En Bolivie, «mitraillés comme des animaux»
Après trois semaines de violences entre partisans du président Evo Morales et autonomistes de la media luna (les quatre départements de l'est du pays, Santa Cruz, Pando, Beni et Tarija, qui forment un croissant de lune), la Bolivie respire avec l'ouverture d'un dialogue. Une réunion entre représentants du gouvernement et de l'opposition, dans la nuit de dimanche à lundi, a permis de rapprocher les deux camps avec l'espoir d'un accord qui mette fin aux troubles.
Evo Morales devait regagner lundi La Paz après avoir participé au Chili à une réunion extraordinaire de l'Union des nations sud-américaines où il espérait récolter un soutien unanime de la part de ses homologues continentaux, après les appuis enregistrés auprès du Brésil, de l'Argentine, de l'Equateur et du Venezuela. Le président, en position de force depuis son triomphe lors du référendum révocatoire du 10 août (67,4% de soutien), livre un bras de fer aux provinces autonomistes contrôlées par la droite - qui détiennent les principales richesses naturelles. Ces provinces rebelles rejettent un projet de Constitution et de réforme agraire qu'Evo Morales, premier Amérindien à la tête de l'Etat, veut faire voter par référendum.
Après une semaine d'émeutes, Santa Cruz panse ses plaies. Les principales institutions du gouvernement ont été prises par la force par les membres de la Union juvenil cruceñista (UJC), un groupe paramilitaire, bras armé du Comité civique (une organisation «apolitique» qui soutient le processus autonomiste). Plusieurs bâtiments officiels et celui de l'entreprise de téléphonie Entel ont été attaqués à coups de marteaux, de battes de baseball et de pétards. On compte des dizaines de blessés.
«Race maudite»
Ces violences ont été minutieusement préparées et les institutions ont été remises au préfet du département, Ruben Costas, garant de l'autonomie de Santa Cruz et gouverneur autoproclamé. Mais cette offensive a dérapé avec l'attaque des bureaux de différentes ONG et du Cidob, la Confédération des peuples indigènes. «Nous ne voulons pas de cette race maudite dans notre ville», a publiquement justifié un des dirigeants de l'UJC.
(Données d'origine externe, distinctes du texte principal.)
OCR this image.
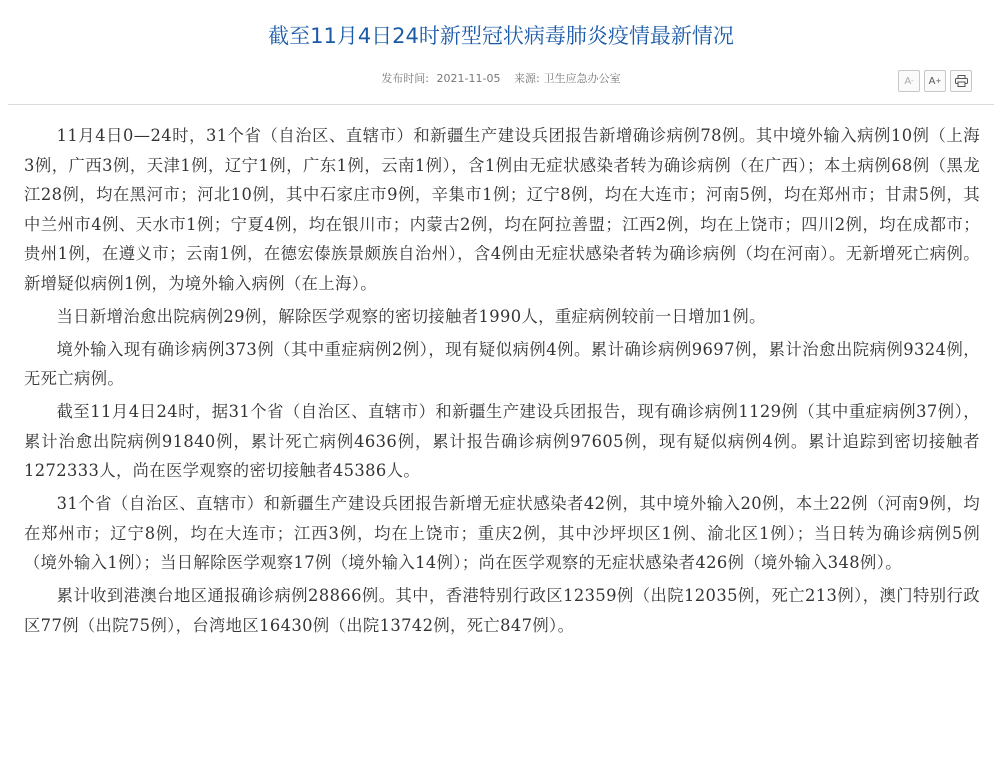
截至11月4日24时新型冠状病毒肺炎疫情最新情况
发布时间: 2021-11-05 来源: 卫生应急办公室	A - A +

11月4日0—24时，31个省（自治区、直辖市）和新疆生产建设兵团报告新增确诊病例78例。其中境外输入病例10例（上海3例，广西3例，天津1例，辽宁1例，广东1例，云南1例），含1例由无症状感染者转为确诊病例（在广西）；本土病例68例（黑龙江28例，均在黑河市；河北10例，其中石家庄市9例，辛集市1例；辽宁8例，均在大连市；河南5例，均在郑州市；甘肃5例，其中兰州市4例、天水市1例；宁夏4例，均在银川市；内蒙古2例，均在阿拉善盟；江西2例，均在上饶市；四川2例，均在成都市；贵州1例，在遵义市；云南1例，在德宏傣族景颇族自治州），含4例由无症状感染者转为确诊病例（均在河南）。无新增死亡病例。新增疑似病例1例，为境外输入病例（在上海）。

当日新增治愈出院病例29例，解除医学观察的密切接触者1990人，重症病例较前一日增加1例。

境外输入现有确诊病例373例（其中重症病例2例），现有疑似病例4例。累计确诊病例9697例，累计治愈出院病例9324例，无死亡病例。

截至11月4日24时，据31个省（自治区、直辖市）和新疆生产建设兵团报告，现有确诊病例1129例（其中重症病例37例），累计治愈出院病例91840例，累计死亡病例4636例，累计报告确诊病例97605例，现有疑似病例4例。累计追踪到密切接触者1272333人，尚在医学观察的密切接触者45386人。

31个省（自治区、直辖市）和新疆生产建设兵团报告新增无症状感染者42例，其中境外输入20例，本土22例（河南9例，均在郑州市；辽宁8例，均在大连市；江西3例，均在上饶市；重庆2例，其中沙坪坝区1例、渝北区1例）；当日转为确诊病例5例（境外输入1例）；当日解除医学观察17例（境外输入14例）；尚在医学观察的无症状感染者426例（境外输入348例）。

累计收到港澳台地区通报确诊病例28866例。其中，香港特别行政区12359例（出院12035例，死亡213例），澳门特别行政区77例（出院75例），台湾地区16430例（出院13742例，死亡847例）。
L'attaque jeudi soir du quartier de Plan 3000, un ghetto en marge de cette ville de 250000 habitants, composé principalement de migrants indiens des hauts plateaux favorables à la politique d'Evo Morales, a répondu à la même logique. Face à quelque 800 autonomistes, les habitants du quartier ont résisté toute la nuit sur les barricades et dans les rues. «C'est un combat pour la vie ou la mort, explique Hugo Cayo Rocha, le président du Mouvement au socialisme (MAS parti de Morales). C'est quitte ou double: la victoire de la droite autonomiste et fasciste ou celle d'un peuple uni qui réclame une vraie justice sociale.»
Cette nuit-là, le MAS a relevé une cinquantaine de blessés, «dont six par balles», précise Hugo Cayo Rocha. Dans le département de Pando, (nord), le bilan provisoire fait état de 30 morts et le nombre de disparus dépasse la centaine. Plusieurs jours après le massacre, des corps joncheraient encore les collines. Les témoignages accablants se multiplient. Les paysans qui se rendaient à la ville de Cobija pour manifester leur soutien au président Morales seraient tombés dans une embuscade tendue par des mercenaires. «On nous a mitraillés comme des animaux. Il y avait des femmes, des enfants. On a tenté de fuir, ils nous ont poursuivis à moto», témoigne Roberto Tito, un des rescapés.
Le gouvernement a mis en cause le préfet du département, Leopoldo Fernandez, accusé d'avoir financé des groupes de narco-trafiquants pour perpétrer ce massacre. Le vice-président Alvaro Garcia Linera a demandé son arrestation.
Blocus routiers levés
Dans ce contexte extrêmement tendu, la droite extrémiste a décidé de faire profil bas. Les blocus routiers ont été levés «en signe de bonne volonté», a annoncé le président du Comité civique de Santa Cruz, Branko Marinkovic. Ce blocus en forme de défi aux autorités, instauré deux semaines plus tôt, s'est révélé catastrophique. Le gouvernement n'ayant pas cédé à la pression, la ville et l'économie locale ont été peu à peu asphyxiées, faute de combustible.
Les problèmes de fond ne sont pas résolus et font craindre une reprise des violences. «La structure colonialiste et le système néolibéral ont concentré les richesses, et une oligarchie a très longtemps accaparé le pouvoir, explique Carla Espósito, de l'Observatoire du racisme de l'Université Cordillera. La nouvelle Constitution est un des éléments décolonisateurs qui doit permettre l'émancipation des communautés indigènes.»